Пока лифт поднимается, я отклоняюсь назад и смотрю вниз, наблюдая, как моя обтянутая джинсами промежность намеренно упирается в ее разгоряченное средоточие. Мой член изящно скользит прямо туда - к ее мягкой, сладкой плоти, скрытой под тонкой тканью ее черных хлопчатобумажных леггинсов. Но я чувствую ее. И это чувство грандиозно.
Впившись ногтями мне в затылок, Оливия приподнимается, прижимаясь губами к моей челюсти и царапая зубами щетину.
- Я хочу, чтобы ты оттрахал меня везде, Николас, - задыхается она. - Кончил куда угодно. Между ног, на груди, в рот, в горло... о, это будет так хорошо. Везде, Николас.
- Черт, да, - шиплю я, с каждым словом чувствуя себя еще безумнее. Надо отметить, дешевое пиво делает Оливию дикой. Следует пополнить запасы.
Со звоном, лифт в пентхаус открывается. Дом, милый дом.
Оливия кладет свои лодыжки мне на поясницу, и я несу ее, поглаживая и разминая эту аппетитную задницу, через фойе, направляясь в спальню.
Мое путешествие прерывается в гостиной - главой моей службы безопасности, ожидающим на диване, прямым, как сердитая доска, и хмурым. И вдруг я чувствую себя не просто подростком - я чувствую себя подростком, которого поймали, когда он пробирался после комендантского часа, воняя сексом, куревом и алкоголем.
- Итак... вы вернулись? - Логан встает.
- Э... да. Это было грандиозное шоу, - говорю я ему. - Никаких инцидентов не произошло; казалось, никто меня не узнавал.
Он вскидывает руки, подражая сытой по горло матери. И говорит так же.
- Вы могли бы и позвонить! Я провел здесь весь день - наполовину сошел с ума от беспокойства.
И я знаю, что это грубо, но удивительный день и уверенность в том, что скоро я буду по самые яйца в Оливии, делают меня слишком счастливым, чтобы волноваться. Я смеюсь.
- Прости, мам.
Логана это не забавляет. Его зубы скрипят так сильно, что мне кажется, я это слышу.

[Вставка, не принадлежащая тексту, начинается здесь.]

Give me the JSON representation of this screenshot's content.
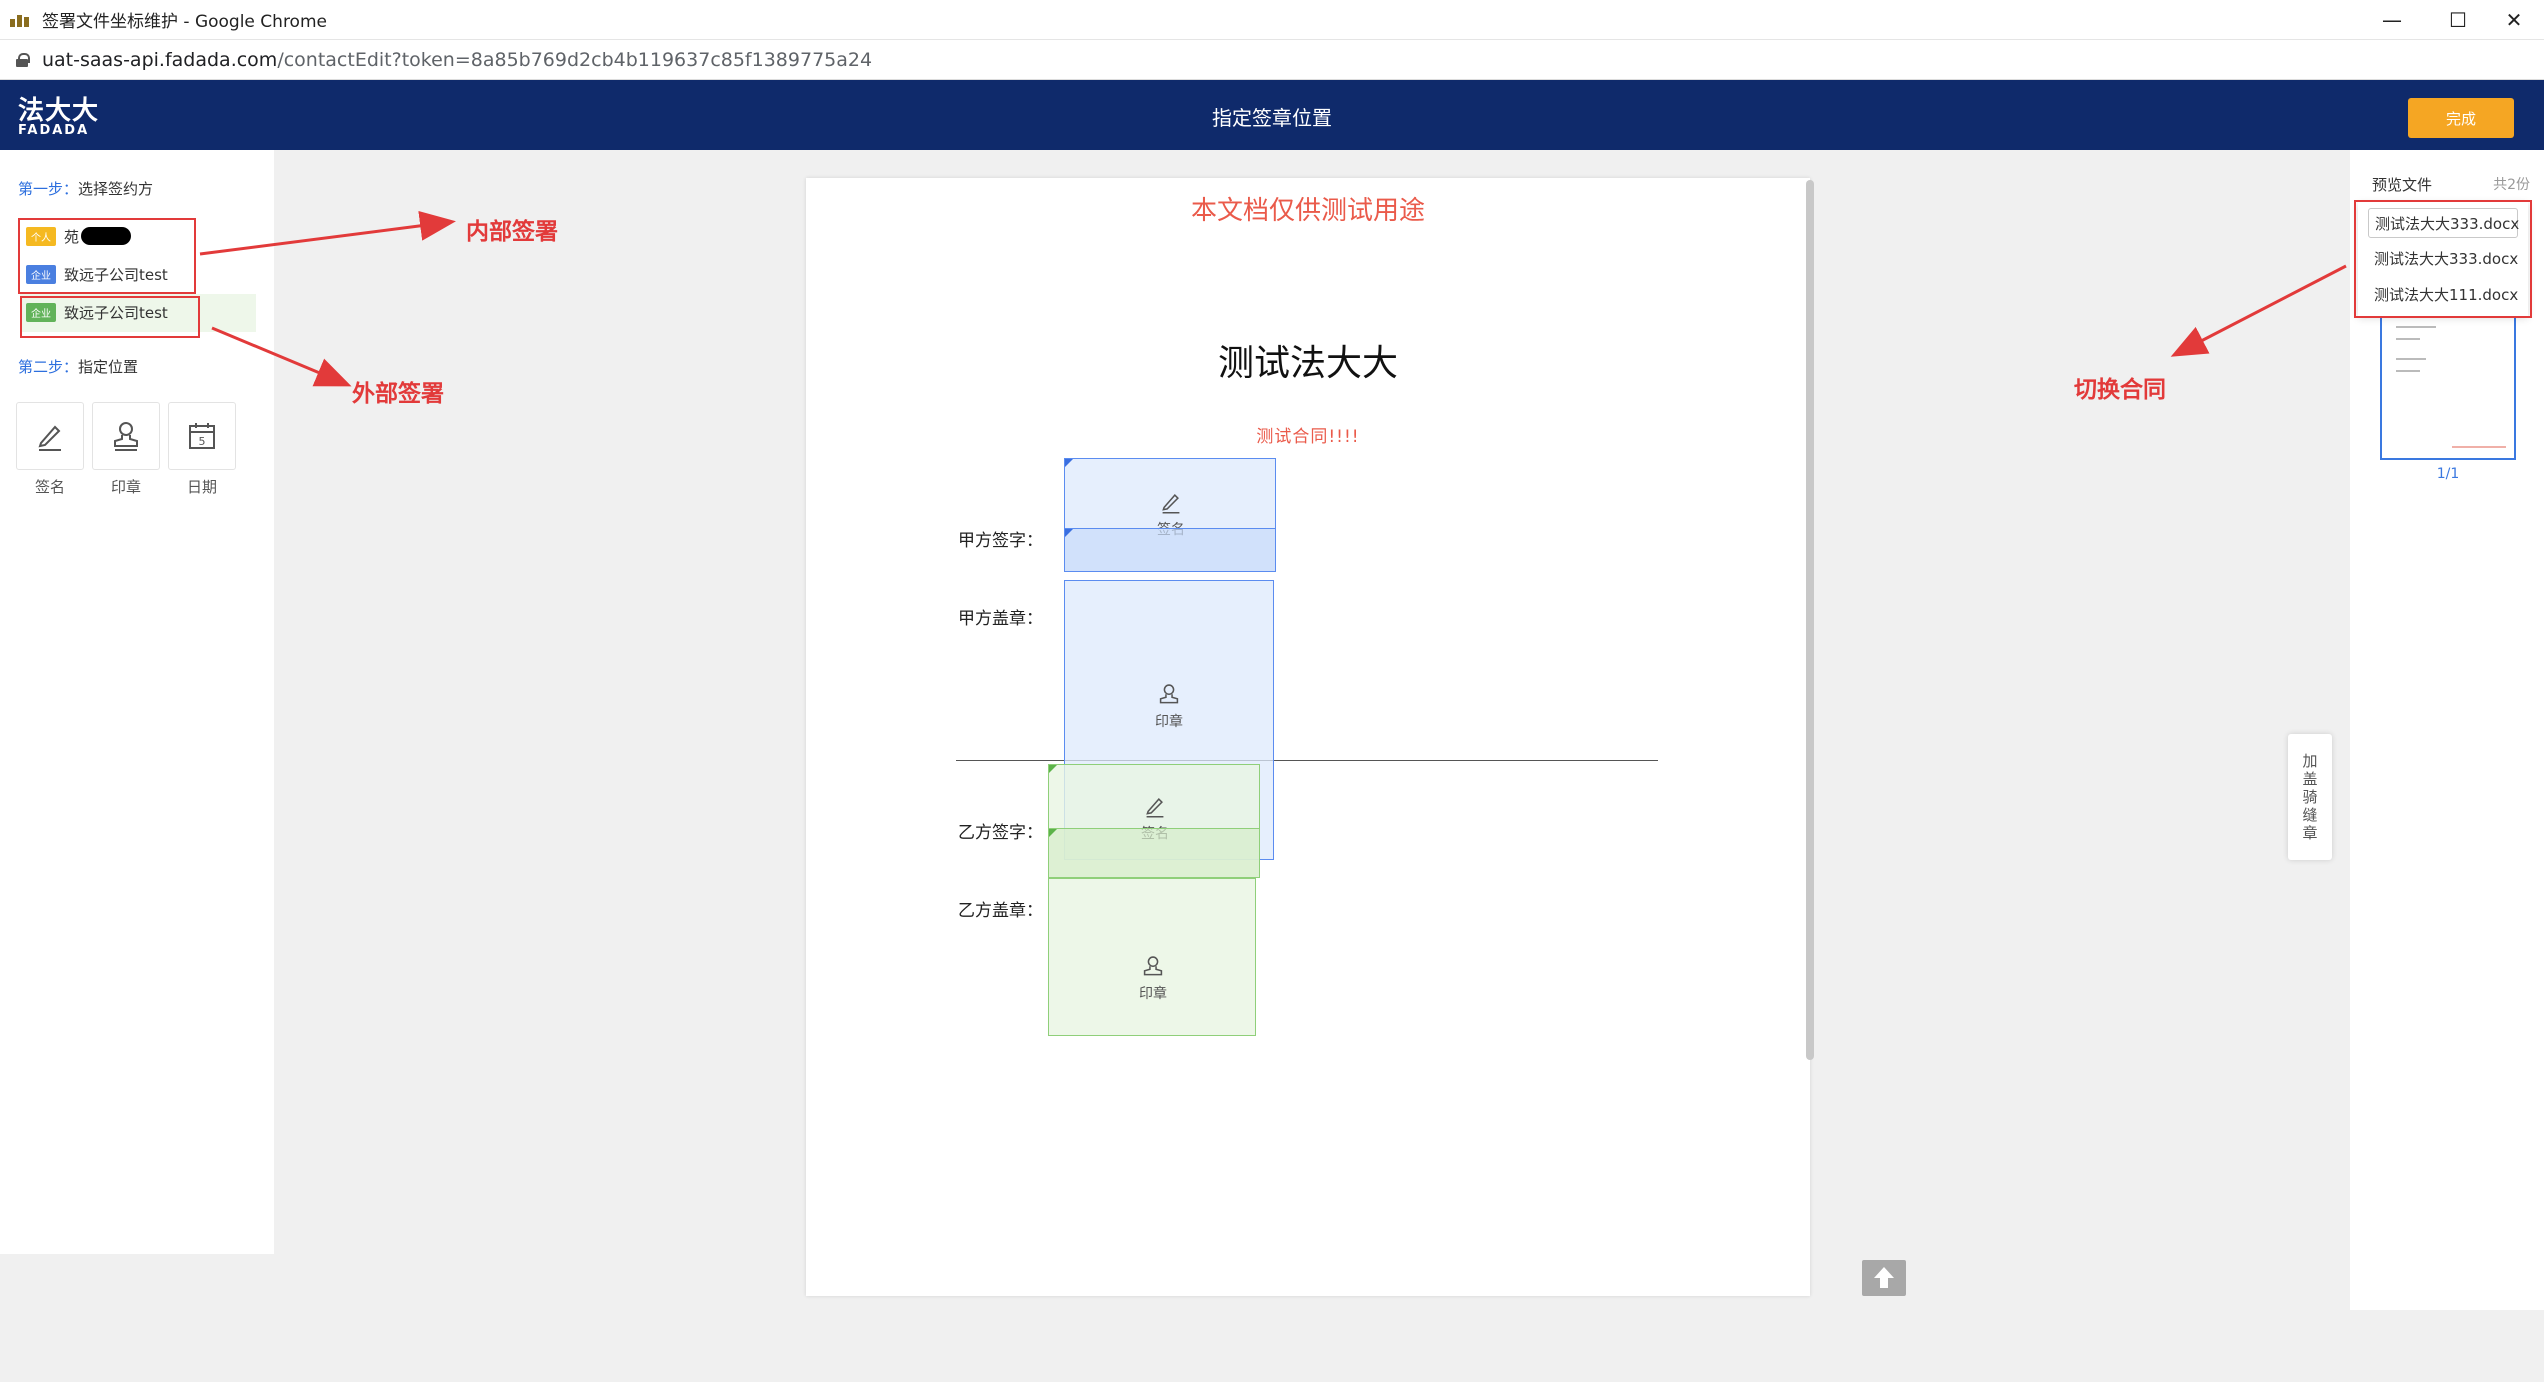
{
  "browser": {
    "window_title": "签署文件坐标维护 - Google Chrome",
    "url_host": "uat-saas-api.fadada.com",
    "url_path": "/contactEdit?token=8a85b769d2cb4b119637c85f1389775a24"
  },
  "header": {
    "logo_cn": "法大大",
    "logo_en": "FADADA",
    "title": "指定签章位置",
    "done_label": "完成"
  },
  "left": {
    "step1_num": "第一步：",
    "step1_text": "选择签约方",
    "parties": [
      {
        "tag": "个人",
        "name": "苑"
      },
      {
        "tag": "企业",
        "name": "致远子公司test"
      },
      {
        "tag": "企业",
        "name": "致远子公司test"
      }
    ],
    "step2_num": "第二步：",
    "step2_text": "指定位置",
    "tools": [
      {
        "label": "签名",
        "icon": "pen-icon"
      },
      {
        "label": "印章",
        "icon": "stamp-icon"
      },
      {
        "label": "日期",
        "icon": "calendar-icon",
        "day": "5"
      }
    ]
  },
  "document": {
    "watermark": "本文档仅供测试用途",
    "title": "测试法大大",
    "subtitle": "测试合同!!!!",
    "party_a_sign": "甲方签字：",
    "party_a_seal": "甲方盖章：",
    "party_b_sign": "乙方签字：",
    "party_b_seal": "乙方盖章：",
    "field_sign": "签名",
    "field_seal": "印章"
  },
  "right": {
    "preview_title": "预览文件",
    "preview_count": "共2份",
    "files": [
      "测试法大大333.docx",
      "测试法大大333.docx",
      "测试法大大111.docx"
    ],
    "page": "1/1",
    "float_button": "加盖骑缝章"
  },
  "annotations": {
    "internal": "内部签署",
    "external": "外部签署",
    "switch": "切换合同"
  },
  "colors": {
    "header_bg": "#0f2a6b",
    "done_button": "#f5a623",
    "annotation_red": "#e23a3a",
    "step_blue": "#2d6fde"
  }
}
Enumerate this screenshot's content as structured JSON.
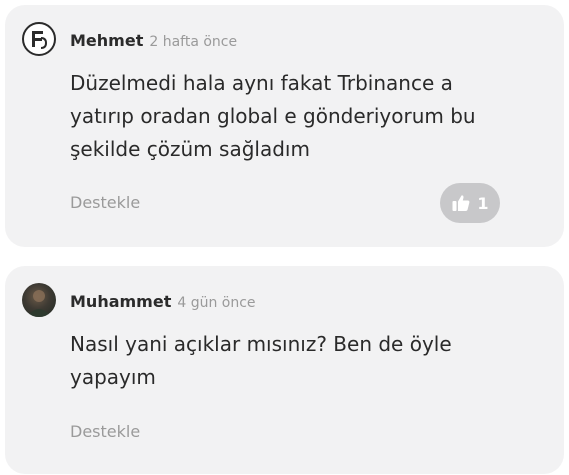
{
  "comments": [
    {
      "author": "Mehmet",
      "time": "2 hafta önce",
      "line1": "Düzelmedi hala aynı fakat Trbinance a",
      "line2": "yatırıp oradan global e gönderiyorum bu",
      "line3": "şekilde çözüm sağladım",
      "support_label": "Destekle",
      "likes": "1",
      "like_icon": "thumbs-up-icon"
    },
    {
      "author": "Muhammet",
      "time": "4 gün önce",
      "line1": "Nasıl yani açıklar mısınız? Ben de öyle",
      "line2": "yapayım",
      "support_label": "Destekle"
    }
  ],
  "colors": {
    "card_bg": "#f2f2f3",
    "muted": "#9a9a9a",
    "text": "#2a2a2a",
    "like_pill": "#c8c8ca"
  }
}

- Это не смешно, Мой Господин. Это опасно. - Он на мгновение переводит взгляд на Оливию, потом снова на меня. - Нам нужно поговорить. Наедине.
- Ладно, успокойся уже. В данный момент у меня руки заняты кое-чем восхитительным. - Я сжимаю задницу Оливии, заставляя ее хихикать и прятать лицо у меня на шее. - Мы поговорим утром, первым делом, обещаю.
Его взгляд мечется между нами, все еще выглядя несчастным. Но он кивает.
- Желаю вам... приятного вечера, - с трудом выговаривает он и направляется к лифту.
Как только он уходит, Оливия выглядывает из своего укрытия.
- Не думаю, что я ему стала нравиться больше.
Я целую кончик ее дерзкого носика.
- Ты нравишься мне. - Затем я толкаюсь бедрами вперед, притягивая ее ближе - позволяя почувствовать каждый твердый сантиметр. - Хочешь, покажу тебе насколько?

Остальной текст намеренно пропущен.